When it originally released back in 2005 (developed then by Ensemble Studios), Age of Empires III was sort of the black sheep of the family. It sold well and generally garnered favorable reviews, but it was a deviation from what players had known before, and its nuances took a little more getting used to.
Set during the Age of Exploration, players would assume the role of a colony of one of the major powers of the time, European for the most part, but later DLC expansions introduced playable Native American and Southeast Asian factions as well.
Like both previous games before it, gameplay is focused on managing your fledgling community, directing settlers to secure the necessary resources to expand. The goal was to improve the technological level of your society, which in turn allows you to unlock more advanced military units, and ultimately defeat any enemy factions present on the map.
Where it differed from the norm most was with the introduction of the Home City mechanic, which was a representation of the capital city of the faction you were currently playing as.
By recruiting units, killing enemies, and constructing buildings, you would earn XP that could in turn be used to ship powerful units or resources directly to your colony, or unlock powerful buffs and bonuses.
The Home City was invulnerable, and also persistent across all games, featuring an element of deck-building to allow players to compliment the way the like to play.
If you like to rush, for example, you could select cards that ship extra soldiers during the early stages of the game, and allow you to overwhelm an opponent before they consolidate a position.
It was a pretty massive shakeup to the traditional way Age of Empires had historically played, and the influences from Ensemble Studio’s supernatural spin-off, Age of Mythology, were clearly evident.
With Age of Empires III Definitive Edition, you get the base game and both of its expansions, The War Chiefs and The Asian Dynasties. In addition, the entire game has received a pretty remarkable graphical overhaul, which goes a long way to breathing new life into what is now a venerable game.
There are two new civilizations to play as, Sweden and the Inca. They each have several units unique just to them, and their addition is a nice touch that is much appreciated.
The bulk of the single-player experience is the three narrative campaigns included, and each is fairly substantial. I loved them when I was younger and I enjoyed revisiting them here. The base game’s story takes 15-20 hours to play through, with the expansions each running around half that, and all are tough in places, even on the standard difficulty.
The base games story revolves around several generations of the Black family, whose fortunes rise and fall as the age progresses. It’s nothing groundbreaking, but it’s a effective framing that ties the entire era together, with pre and post-game cutscenes being ably narrated.
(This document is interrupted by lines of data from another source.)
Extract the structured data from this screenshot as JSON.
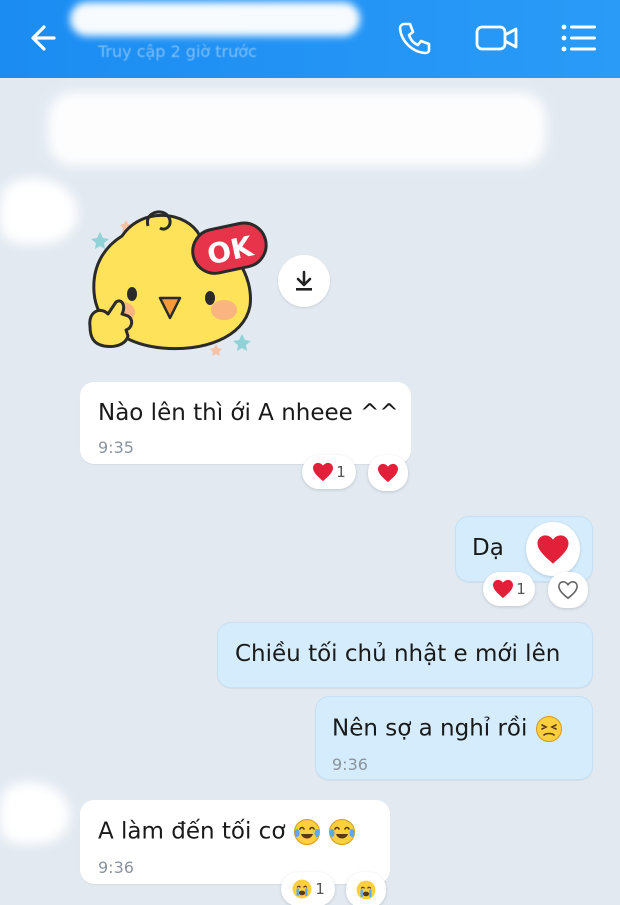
{
  "header": {
    "subtitle": "Truy cập 2 giờ trước",
    "icons": [
      "back-arrow-icon",
      "phone-icon",
      "video-call-icon",
      "menu-list-icon"
    ],
    "color": "#1b8cf2"
  },
  "sticker": {
    "text": "OK"
  },
  "messages": [
    {
      "text": "Nào lên thì ới A nheee ^^",
      "time": "9:35",
      "reaction_count": "1"
    },
    {
      "text": "Dạ",
      "reaction_count": "1"
    },
    {
      "text": "Chiều tối chủ nhật e mới lên"
    },
    {
      "text": "Nên sợ a nghỉ rồi",
      "time": "9:36"
    },
    {
      "text": "A làm đến tối cơ",
      "time": "9:36",
      "reaction_count": "1"
    }
  ]
}
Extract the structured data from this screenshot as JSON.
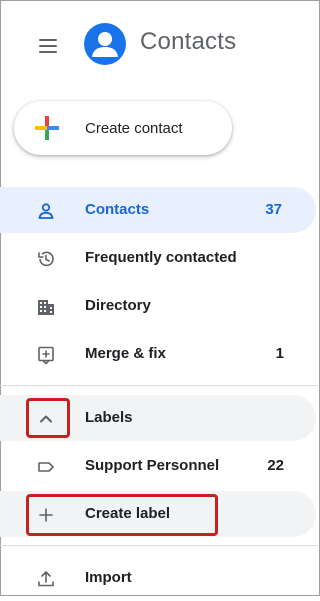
{
  "app": {
    "title": "Contacts"
  },
  "create_button": {
    "label": "Create contact"
  },
  "nav": {
    "contacts": {
      "label": "Contacts",
      "count": "37"
    },
    "frequent": {
      "label": "Frequently contacted"
    },
    "directory": {
      "label": "Directory"
    },
    "merge": {
      "label": "Merge & fix",
      "count": "1"
    }
  },
  "labels_section": {
    "header": "Labels",
    "items": [
      {
        "label": "Support Personnel",
        "count": "22"
      }
    ],
    "create_label": "Create label"
  },
  "import": {
    "label": "Import"
  },
  "icons": {
    "menu": "hamburger-icon",
    "logo": "contacts-logo-icon",
    "plus": "colorful-plus-icon",
    "contacts": "person-icon",
    "frequent": "history-icon",
    "directory": "building-icon",
    "merge": "merge-fix-icon",
    "collapse": "chevron-up-icon",
    "label": "label-tag-icon",
    "add": "plus-icon",
    "import": "import-upload-icon"
  },
  "colors": {
    "brand_blue": "#1a73e8",
    "active_bg": "#e8f0fe",
    "active_text": "#1967d2",
    "highlight_red": "#c5221f"
  }
}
There are, of course, the randomly generated maps that are synonymous with the series, and you can play against either the AI or human opponents, depending on what kind of challenge you are looking for.
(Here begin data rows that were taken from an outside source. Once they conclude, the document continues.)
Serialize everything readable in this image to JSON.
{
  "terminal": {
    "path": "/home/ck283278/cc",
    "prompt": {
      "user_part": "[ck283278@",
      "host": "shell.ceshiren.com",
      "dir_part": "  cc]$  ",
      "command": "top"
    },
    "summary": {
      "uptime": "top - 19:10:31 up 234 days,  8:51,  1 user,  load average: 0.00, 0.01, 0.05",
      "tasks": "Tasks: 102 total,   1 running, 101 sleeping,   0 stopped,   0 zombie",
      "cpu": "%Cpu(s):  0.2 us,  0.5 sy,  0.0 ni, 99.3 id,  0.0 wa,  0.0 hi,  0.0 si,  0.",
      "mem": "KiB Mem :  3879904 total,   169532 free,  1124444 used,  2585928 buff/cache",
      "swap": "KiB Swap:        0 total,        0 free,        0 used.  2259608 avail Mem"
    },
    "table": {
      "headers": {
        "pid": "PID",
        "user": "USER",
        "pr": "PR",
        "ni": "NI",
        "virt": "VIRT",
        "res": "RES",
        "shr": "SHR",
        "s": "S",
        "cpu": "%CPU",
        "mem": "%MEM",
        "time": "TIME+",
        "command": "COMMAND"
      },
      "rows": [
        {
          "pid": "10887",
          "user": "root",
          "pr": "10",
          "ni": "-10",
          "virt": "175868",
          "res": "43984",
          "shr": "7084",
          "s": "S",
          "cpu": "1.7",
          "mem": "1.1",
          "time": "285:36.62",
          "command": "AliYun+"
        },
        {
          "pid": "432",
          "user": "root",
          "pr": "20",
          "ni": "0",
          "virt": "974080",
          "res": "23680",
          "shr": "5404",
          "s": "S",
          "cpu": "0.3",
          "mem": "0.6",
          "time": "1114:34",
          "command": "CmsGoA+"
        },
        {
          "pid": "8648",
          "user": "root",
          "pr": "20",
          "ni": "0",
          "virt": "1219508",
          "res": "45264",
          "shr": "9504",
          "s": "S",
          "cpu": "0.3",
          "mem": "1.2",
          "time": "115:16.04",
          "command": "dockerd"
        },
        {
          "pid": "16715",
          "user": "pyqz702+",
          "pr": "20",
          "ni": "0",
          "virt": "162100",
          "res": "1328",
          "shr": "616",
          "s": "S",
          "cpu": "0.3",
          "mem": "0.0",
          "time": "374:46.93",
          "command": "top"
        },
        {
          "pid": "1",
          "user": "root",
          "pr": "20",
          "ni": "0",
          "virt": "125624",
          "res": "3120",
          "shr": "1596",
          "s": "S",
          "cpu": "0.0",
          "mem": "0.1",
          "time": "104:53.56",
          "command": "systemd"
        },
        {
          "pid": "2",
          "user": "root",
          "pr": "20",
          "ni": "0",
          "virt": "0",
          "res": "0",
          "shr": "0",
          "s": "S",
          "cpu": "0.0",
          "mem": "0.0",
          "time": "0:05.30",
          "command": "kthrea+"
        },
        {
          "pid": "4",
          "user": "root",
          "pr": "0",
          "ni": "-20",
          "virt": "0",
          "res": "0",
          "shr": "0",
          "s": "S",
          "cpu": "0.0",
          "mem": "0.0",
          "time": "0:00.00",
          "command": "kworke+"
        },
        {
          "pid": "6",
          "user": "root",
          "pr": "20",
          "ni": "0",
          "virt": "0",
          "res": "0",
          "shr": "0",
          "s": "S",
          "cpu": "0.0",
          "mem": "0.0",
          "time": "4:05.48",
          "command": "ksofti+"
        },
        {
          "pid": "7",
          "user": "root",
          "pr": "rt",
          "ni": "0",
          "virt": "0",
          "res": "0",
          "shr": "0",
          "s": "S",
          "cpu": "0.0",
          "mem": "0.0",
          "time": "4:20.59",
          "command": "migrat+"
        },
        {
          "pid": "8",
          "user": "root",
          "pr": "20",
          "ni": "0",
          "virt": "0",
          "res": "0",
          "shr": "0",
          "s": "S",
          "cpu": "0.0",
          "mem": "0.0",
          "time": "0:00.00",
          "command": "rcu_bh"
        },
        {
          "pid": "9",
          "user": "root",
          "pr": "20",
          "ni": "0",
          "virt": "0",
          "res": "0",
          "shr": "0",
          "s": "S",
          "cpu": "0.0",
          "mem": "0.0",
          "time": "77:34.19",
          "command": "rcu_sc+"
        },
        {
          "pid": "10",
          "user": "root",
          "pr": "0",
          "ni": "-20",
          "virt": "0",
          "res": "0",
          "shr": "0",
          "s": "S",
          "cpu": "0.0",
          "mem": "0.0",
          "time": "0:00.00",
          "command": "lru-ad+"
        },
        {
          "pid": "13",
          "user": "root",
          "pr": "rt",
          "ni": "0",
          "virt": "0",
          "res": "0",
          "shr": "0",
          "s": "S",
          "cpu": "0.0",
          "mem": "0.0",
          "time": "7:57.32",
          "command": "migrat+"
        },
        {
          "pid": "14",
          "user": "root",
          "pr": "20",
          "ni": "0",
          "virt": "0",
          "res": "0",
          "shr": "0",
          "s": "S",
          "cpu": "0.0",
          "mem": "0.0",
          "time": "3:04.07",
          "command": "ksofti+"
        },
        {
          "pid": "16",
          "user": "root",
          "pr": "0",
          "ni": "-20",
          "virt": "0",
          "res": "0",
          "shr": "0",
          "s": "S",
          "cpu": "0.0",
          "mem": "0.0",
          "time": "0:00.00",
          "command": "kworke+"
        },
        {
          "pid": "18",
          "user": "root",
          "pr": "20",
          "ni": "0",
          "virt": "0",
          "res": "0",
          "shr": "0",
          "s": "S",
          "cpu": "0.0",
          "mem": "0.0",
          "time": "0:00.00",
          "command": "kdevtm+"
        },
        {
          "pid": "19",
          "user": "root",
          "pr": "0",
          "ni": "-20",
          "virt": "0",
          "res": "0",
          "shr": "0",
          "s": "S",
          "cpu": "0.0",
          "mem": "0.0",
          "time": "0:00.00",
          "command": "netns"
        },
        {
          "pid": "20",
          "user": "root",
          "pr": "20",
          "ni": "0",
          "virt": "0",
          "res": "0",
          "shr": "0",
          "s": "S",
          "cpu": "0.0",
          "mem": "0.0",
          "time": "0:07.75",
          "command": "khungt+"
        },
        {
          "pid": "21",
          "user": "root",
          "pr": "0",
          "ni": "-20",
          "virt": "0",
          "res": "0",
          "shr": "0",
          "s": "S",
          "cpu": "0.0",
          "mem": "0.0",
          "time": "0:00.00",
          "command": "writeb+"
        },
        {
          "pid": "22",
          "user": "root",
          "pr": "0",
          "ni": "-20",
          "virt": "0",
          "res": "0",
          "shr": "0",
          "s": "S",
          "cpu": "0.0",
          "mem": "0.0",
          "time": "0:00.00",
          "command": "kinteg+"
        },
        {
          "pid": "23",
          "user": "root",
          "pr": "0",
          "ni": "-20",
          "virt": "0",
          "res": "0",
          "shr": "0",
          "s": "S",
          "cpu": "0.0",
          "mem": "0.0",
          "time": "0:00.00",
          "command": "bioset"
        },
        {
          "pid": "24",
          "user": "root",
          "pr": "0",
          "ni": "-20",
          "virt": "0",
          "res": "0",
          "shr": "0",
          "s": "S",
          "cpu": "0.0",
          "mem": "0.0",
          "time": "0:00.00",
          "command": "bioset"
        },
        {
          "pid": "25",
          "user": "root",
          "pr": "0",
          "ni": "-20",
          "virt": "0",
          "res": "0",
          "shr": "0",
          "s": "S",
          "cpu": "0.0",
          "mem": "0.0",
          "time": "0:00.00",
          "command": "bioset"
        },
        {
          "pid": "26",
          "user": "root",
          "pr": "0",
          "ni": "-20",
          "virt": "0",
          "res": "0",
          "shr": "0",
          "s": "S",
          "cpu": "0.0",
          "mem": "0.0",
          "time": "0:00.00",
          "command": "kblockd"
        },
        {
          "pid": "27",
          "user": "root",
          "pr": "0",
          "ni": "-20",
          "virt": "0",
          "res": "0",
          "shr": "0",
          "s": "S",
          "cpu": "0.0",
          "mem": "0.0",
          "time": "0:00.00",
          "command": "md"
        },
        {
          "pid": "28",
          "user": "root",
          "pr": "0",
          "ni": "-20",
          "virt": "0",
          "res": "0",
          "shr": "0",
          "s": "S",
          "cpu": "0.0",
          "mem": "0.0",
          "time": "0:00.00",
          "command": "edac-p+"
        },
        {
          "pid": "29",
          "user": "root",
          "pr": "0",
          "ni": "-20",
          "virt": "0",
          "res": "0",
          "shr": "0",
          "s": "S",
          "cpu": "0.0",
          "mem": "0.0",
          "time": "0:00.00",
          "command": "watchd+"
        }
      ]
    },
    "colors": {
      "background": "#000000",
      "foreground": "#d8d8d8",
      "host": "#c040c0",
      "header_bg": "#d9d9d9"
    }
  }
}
New to the Definitive Edition is the inclusion of the Art of War mode, which was brought forward from Age of Empires II Definitive Edition. These curated scenarios have been designed to help bring newer players up to speed with both the basics and some of the more complex strategies and tactics required to triumph in multiplayer.
There are also Historical Battles to contend with, which are new custom scenarios for players to test their skills against. While not as produced as any of the campaigns, each does feature a nice little bit of narration to set the stage and offers a nice new challenge for returning fans.
While clearly a love letter to long-time fans, the biggest problem with Age of Empires III Definitive Edition is that it is a product of its time, which is to say, it plays like a strategy game from the mid-2000s.
Strategy games have come a long way since, and while the genre owes much to this series, that fact doesn’t make any of the more archaic design elements present easier to bear, when viewing them from a modern context.
The AI, which has apparently recieved a slight upgrade for this re-release, can still be frustratingly obtuse at times. Unit pathing, too, leaves much to be desired, especially during the heat of battle.
I found myself less forgiving of the games interface and stiff camera controls than I was when I was younger, when my experience with the genre was limited to the Age of Empires series.
But in 2020, options are near limitless. More modern franchises like Company of Heroes 2, the Total War series, or the recent Iron Harvest 1920, show just how far strategy games have come in the past decade and a half, and make Age of Empires more simplistic gameplay feel somewhat dated by comparison.
That being said, Age of Empires III Definitive Edition is a fantastic trip down memory lane, and the goosebumps I felt hearing that title theme again were very real. But without that nostalgia factor driving you onward, I just wonder how a player completely new to the series would fare.
While it may not hold the same appeal to new players, returning fans can revisit this classic and find themselves transported to a different era. With Age of Empires IV currently deep in development, time will tell whether this venerable series can truly make the jump to the modern age.